How can President von der Leyen and her team implement those? Our “Roadmap for the New European Leadership” provides four ways that the EC can create new partnerships to manage migration in a mutually beneficial way.

  1. Create and promote new kinds of legal labour migration pathways. Thanks not only to his mandate, but also to his responsibility for skills development and employment within Europe, Vice President Schinas is ideally placed to take the lead in creating new legal pathways, in close cooperation with Commissioner Johansson. Such efforts will complement existing development and security efforts under the responsibility of Commissioner Urpilainen, and at the same time reduce demand for irregular pathways. Meaningful legal pathways which expand opportunities for workers at all levels with all corresponding legal protections and safeguarding need to be part of any comprehensive partnership agreements, alongside readmission and returns.
  2. Pilot and scale Global Skill Partnership projects between Europe and sub-Saharan Africa. One such legal labour migration pathway that the Commission could implement is the Global Skill Partnership, based on a bilateral agreement between equal partners. The country of destination agrees to provide technology and finance to train potential migrants with targeted skills in the country of origin, prior to migration, and receives migrants with precisely the skills they need to integrate and contribute best upon arrival. The country of origin agrees to provide that training and gets support for the training of non-migrants too—increasing rather than draining human capital. The Commission is already supporting similar projects through the Mobility Partnerships Facility (MPF). Commissioner Johansson should expand and diversify the funding and support available to the MPF and promote the opportunity to Member States based on their current and emerging needs and priorities.
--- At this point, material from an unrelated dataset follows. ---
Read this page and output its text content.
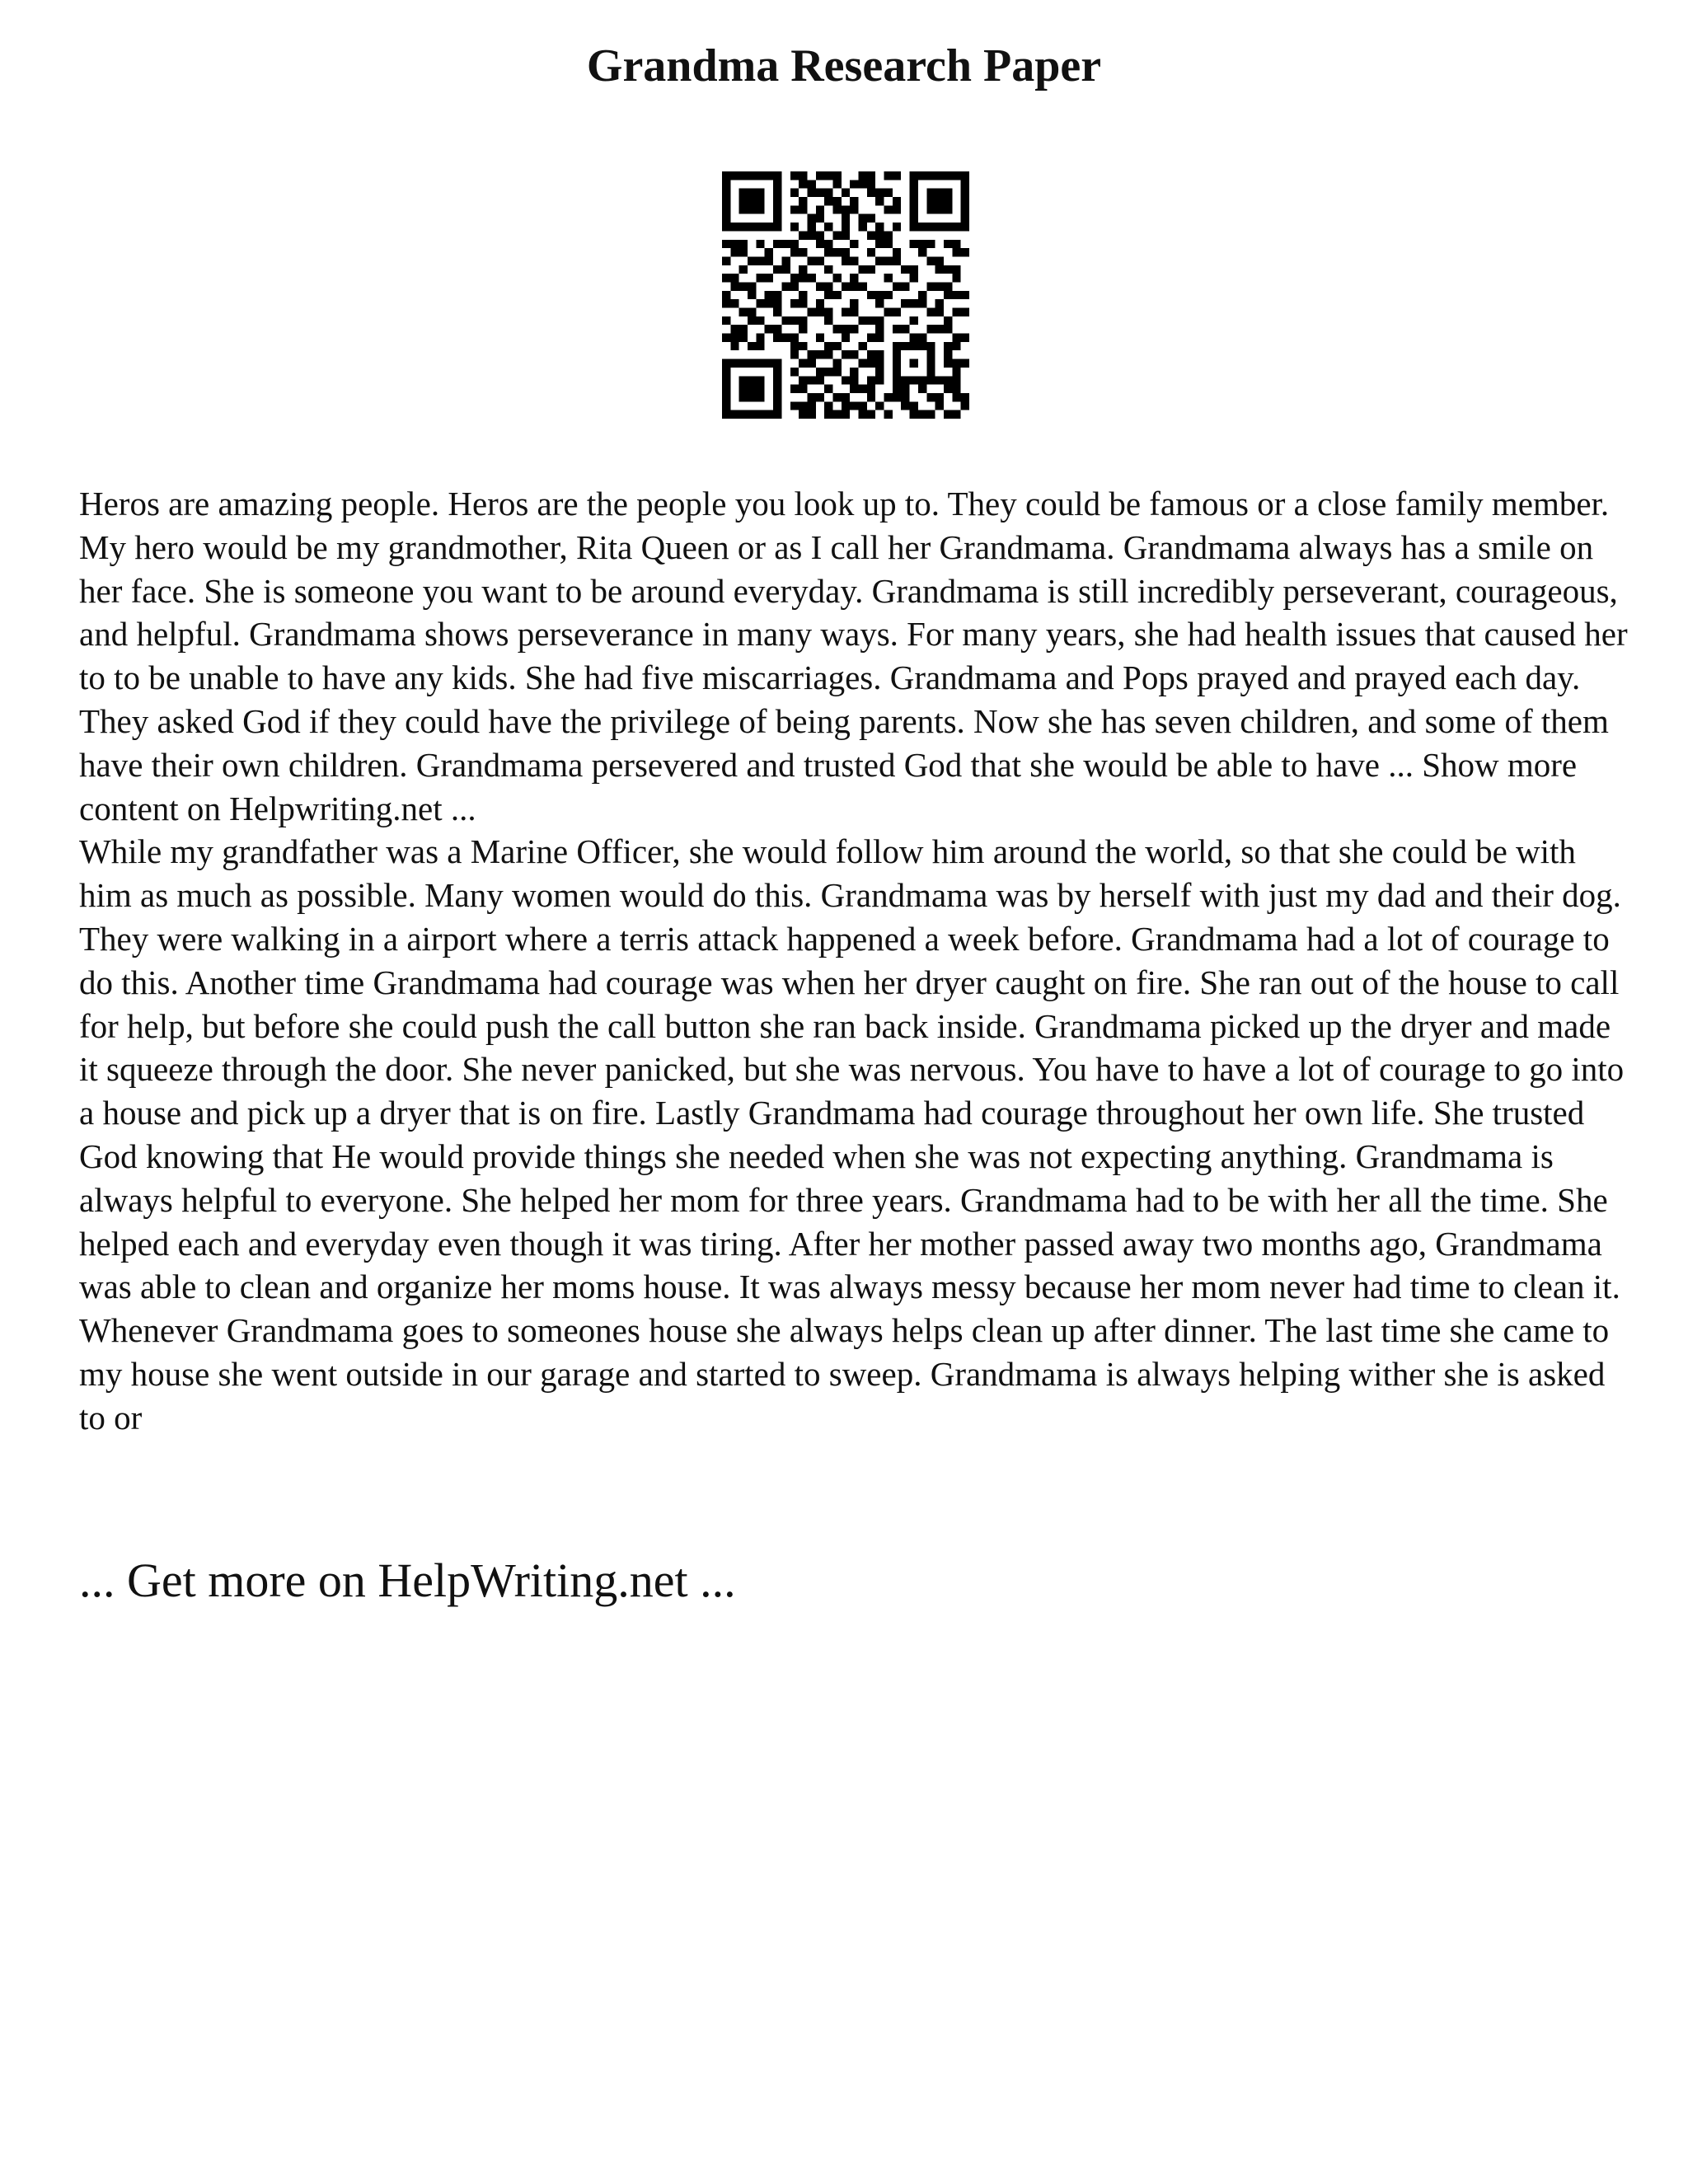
Grandma Research Paper

Heros are amazing people. Heros are the people you look up to. They could be famous or a close family member. My hero would be my grandmother, Rita Queen or as I call her Grandmama. Grandmama always has a smile on her face. She is someone you want to be around everyday. Grandmama is still incredibly perseverant, courageous, and helpful. Grandmama shows perseverance in many ways. For many years, she had health issues that caused her to to be unable to have any kids. She had five miscarriages. Grandmama and Pops prayed and prayed each day. They asked God if they could have the privilege of being parents. Now she has seven children, and some of them have their own children. Grandmama persevered and trusted God that she would be able to have ... Show more content on Helpwriting.net ...

While my grandfather was a Marine Officer, she would follow him around the world, so that she could be with him as much as possible. Many women would do this. Grandmama was by herself with just my dad and their dog. They were walking in a airport where a terris attack happened a week before. Grandmama had a lot of courage to do this. Another time Grandmama had courage was when her dryer caught on fire. She ran out of the house to call for help, but before she could push the call button she ran back inside. Grandmama picked up the dryer and made it squeeze through the door. She never panicked, but she was nervous. You have to have a lot of courage to go into a house and pick up a dryer that is on fire. Lastly Grandmama had courage throughout her own life. She trusted God knowing that He would provide things she needed when she was not expecting anything. Grandmama is always helpful to everyone. She helped her mom for three years. Grandmama had to be with her all the time. She helped each and everyday even though it was tiring. After her mother passed away two months ago, Grandmama was able to clean and organize her moms house. It was always messy because her mom never had time to clean it. Whenever Grandmama goes to someones house she always helps clean up after dinner. The last time she came to my house she went outside in our garage and started to sweep. Grandmama is always helping wither she is asked to or

... Get more on HelpWriting.net ...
  3. Pilot Global Skill Partnership projects within Africa. Most sub-Saharan Africans will not want to travel to Europe, preferring instead to seek work within their region. Therefore, Commissioner Urpilainen should finance and support regional Global Skill Partnerships, building necessary institutions and complementary skill sets among native and foreign workers in countries of destination. Functioning job markets and economic growth in Africa will in turn also provide new opportunities for European companies and reduce migratory pressures.
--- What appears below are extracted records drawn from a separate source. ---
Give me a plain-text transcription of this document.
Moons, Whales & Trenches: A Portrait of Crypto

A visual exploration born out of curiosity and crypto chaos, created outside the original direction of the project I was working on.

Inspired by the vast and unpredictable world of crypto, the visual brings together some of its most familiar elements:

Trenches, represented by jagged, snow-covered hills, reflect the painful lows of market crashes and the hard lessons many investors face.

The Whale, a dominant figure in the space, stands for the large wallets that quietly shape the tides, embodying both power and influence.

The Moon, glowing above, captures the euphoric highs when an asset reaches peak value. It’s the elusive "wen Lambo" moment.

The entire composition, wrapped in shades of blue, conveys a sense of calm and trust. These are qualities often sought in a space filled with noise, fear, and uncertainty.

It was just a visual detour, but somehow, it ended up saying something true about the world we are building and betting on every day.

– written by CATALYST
  4. Be a positive voice for migration within Europe. Such efforts will require an increase in financing, in coordination, in partnerships, and—most importantly—in leadership. Von der Leyen and her team have a real opportunity to proactively manage migration in the medium to long term, implementing some of the concrete proposals highlighted above. It is imperative that the Commission remains an outspoken advocate for labour migration (and its necessity given the demographic shifts already underway) and showcase positive outcomes from the pilot projects. We have a real opportunity to facilitate new types of migration, but only if the Commission spearheads these efforts.

Disclaimer

CGD blog posts reflect the views of the authors, drawing on prior research and experience in their areas of expertise. CGD is a nonpartisan, independent organization and does not take institutional positions.